盗まれた「ルーブル美術館の至宝」が明らかに。計り知れない価値を持つ宝飾8点、犯人は逃走中

10月19日、パリルーブル美術館に窃盗団が侵入し、王室の宝飾品コレクションが展示されている「ギャラリー・アポロン」から「計り知れない価値」を持つジュエリー8点が盗まれた。フランス文化省が事件の詳細を明らかにした。

10月19日にルーブル美術館から盗まれたウジェニー皇后の髪飾り。212個の真珠、1,998個のダイヤモンド、992個のローズカットダイヤモンドがあしらわれている。 ハンス・ルーカス/AFP via Getty Images
10月19日にパリ・ルーブル美術館から盗まれたナポレオン3世の皇后ウジェニーのティアラ。212個の真珠、1998個のダイヤモンド、992個のローズカットダイヤモンドがあしらわれている。Photo: Hans Lucas/AFP via Getty Images

10月19日、パリルーブル美術館にプロの窃盗団が侵入し、皇帝ナポレオン3世と皇后ウジェニーが所有していたものを含む「計り知れない価値」を持つ王室の宝飾品が盗まれた。このニュースが報じられてから数時間後、フランス文化省は正式な声明を発表し、今回の盗難で失われた品々の詳細を明らかにした。

文化省の発表によると、ルーブル美術館の中でもフランス王政期の贅を極めた装飾芸術の象徴的空間として知られるガレリー・アポロンから盗まれたのは以下の品々だ(リンク先では、ルーブル美術館による各作品の画像と歴史的情報を見ることができる)。

マリー=アメリー王妃およびオルタンス王妃のパリュール(宝飾セット)。Photo: Courtesy of Louvre Museum
マリー=ルイーズ皇后のパリュールのエメラルドのネックレス。Photo: Courtesy of Louvre Museum
マリー=ルイーズ皇后のパリュールのエメラルドのイヤリング。Photo: Courtesy of Louvre Museum
「聖遺物容器」ブローチ。Photo: Courtesy of Louvre Museum
ウジェニー皇后のティアラ。Photo: Courtesy of Louvre Museum
ウジェニー皇后の大型コサージュ・ボウ(ブローチ)。
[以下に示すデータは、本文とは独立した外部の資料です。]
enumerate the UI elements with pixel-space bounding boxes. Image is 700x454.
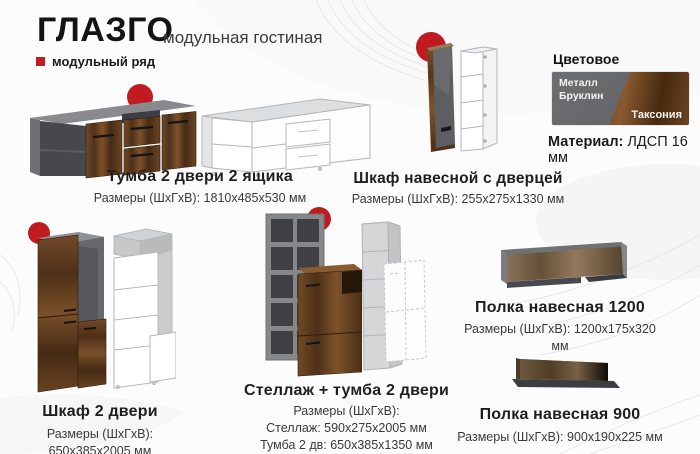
product-dims: Размеры (ШхГхВ): 900х190х225 мм	[455, 429, 665, 446]
product-dims: Размеры (ШхГхВ): 650х385х2005 мм	[10, 426, 190, 454]
tv-stand-outline-illustration	[200, 94, 372, 178]
product-title: Полка навесная 1200	[455, 299, 665, 317]
product-dims-line: Стеллаж: 590х275х2005 мм	[234, 420, 459, 437]
product-title: Тумба 2 двери 2 ящика	[30, 168, 370, 186]
catalog-page: ГЛАЗГО модульная гостиная модульный ряд …	[0, 0, 700, 454]
wall-shelf-900-photo-illustration	[506, 353, 624, 397]
series-label: модульный ряд	[52, 54, 155, 69]
product-title: Шкаф навесной с дверцей	[348, 170, 568, 188]
material-label: Материал:	[548, 134, 623, 150]
product-dims-line: Тумба 2 дв: 650х385х1350 мм	[234, 437, 459, 454]
product-dims: Размеры (ШхГхВ): 1810х485х530 мм	[30, 190, 370, 207]
product-title: Шкаф 2 двери	[10, 403, 190, 421]
shelving-unit-photo-illustration	[264, 212, 362, 378]
cabinet-2-doors-outline-illustration	[110, 224, 176, 390]
series-badge: модульный ряд	[36, 54, 155, 69]
cabinet-2-doors-photo-illustration	[32, 226, 110, 394]
wall-cabinet-outline-illustration	[457, 41, 503, 155]
product-dims: Размеры (ШхГхВ): 255х275х1330 мм	[348, 191, 568, 208]
wall-cabinet-photo-illustration	[421, 40, 461, 154]
shelving-unit-outline-illustration	[360, 218, 430, 378]
finish-swatch: Металл Бруклин Таксония	[552, 72, 689, 125]
product-dims: Размеры (ШхГхВ): 1200х175х320 мм	[455, 321, 665, 355]
red-square-icon	[36, 57, 45, 66]
product-title: Полка навесная 900	[455, 406, 665, 424]
swatch-metal-label: Металл Бруклин	[559, 77, 621, 103]
product-dims-block: Размеры (ШхГхВ): Стеллаж: 590х275х2005 м…	[234, 403, 459, 454]
product-title: Стеллаж + тумба 2 двери	[234, 382, 459, 400]
page-subtitle: модульная гостиная	[163, 28, 322, 48]
product-dims-line: Размеры (ШхГхВ):	[234, 403, 459, 420]
swatch-wood-label: Таксония	[631, 109, 682, 121]
page-title: ГЛАЗГО	[37, 11, 173, 50]
wall-shelf-1200-photo-illustration	[497, 240, 631, 290]
material-line: Материал: ЛДСП 16 мм	[548, 134, 700, 166]
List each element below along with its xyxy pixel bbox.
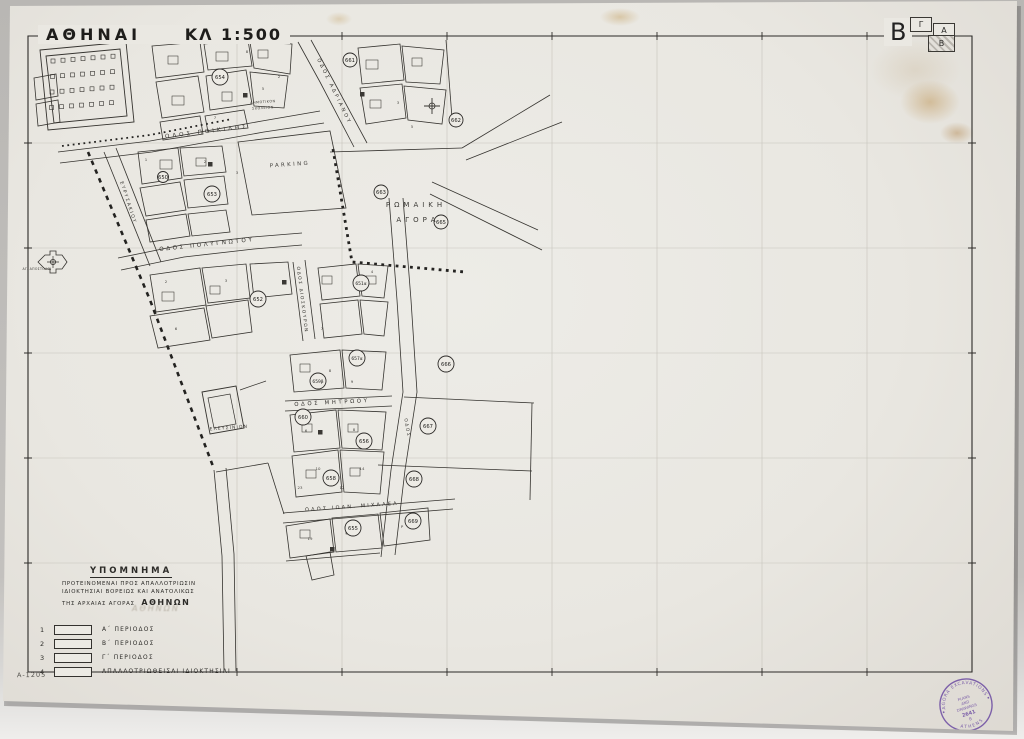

Photo: Courtesy of Louvre Museum

文化省が発表したプレスリリースによれば、犯行グループの侵入は非常に短時間および乱暴なものであり、ガレリー・アポロン外部の窓に設置された警報装置と、上記の宝飾品が飾られていた高セキュリティ仕様の展示ケース2基に接続された警報装置が作動。現場および隣接する展示室にいた5名の警備員は安全プロトコルに従って直ちに警察に連絡、また、来館者および職員の安全確保を最優先に行動したが、犯行グループは逃走した。犯人たちは逃走の際に「聖遺物容器」ブローチとコサージュ・ボウの2点を落とし、これら2点とも「良好な状態で回収された」という。犯行に使用された高所作業車は、警備員により押収された。来館者および職員に負傷者はいなかった。

ルーブル美術館では、エマニュエル・マクロン大統領が今年1月に発表した「ルーブル ― 新ルネサンス(Louvre – New Renaissance)」プロジェクトに基づき、最新の監視カメラによるセキュリティ強化、周囲警戒システムの導入、新たなセキュリティ指令センターの設置などのセキュリティ計画が進行中だった。

現在、パリ地方検察庁の指揮のもと、犯罪取締課(Brigade de répression du banditisme/BRB)が「組織的窃盗および犯罪共謀」の容疑で捜査を進めている。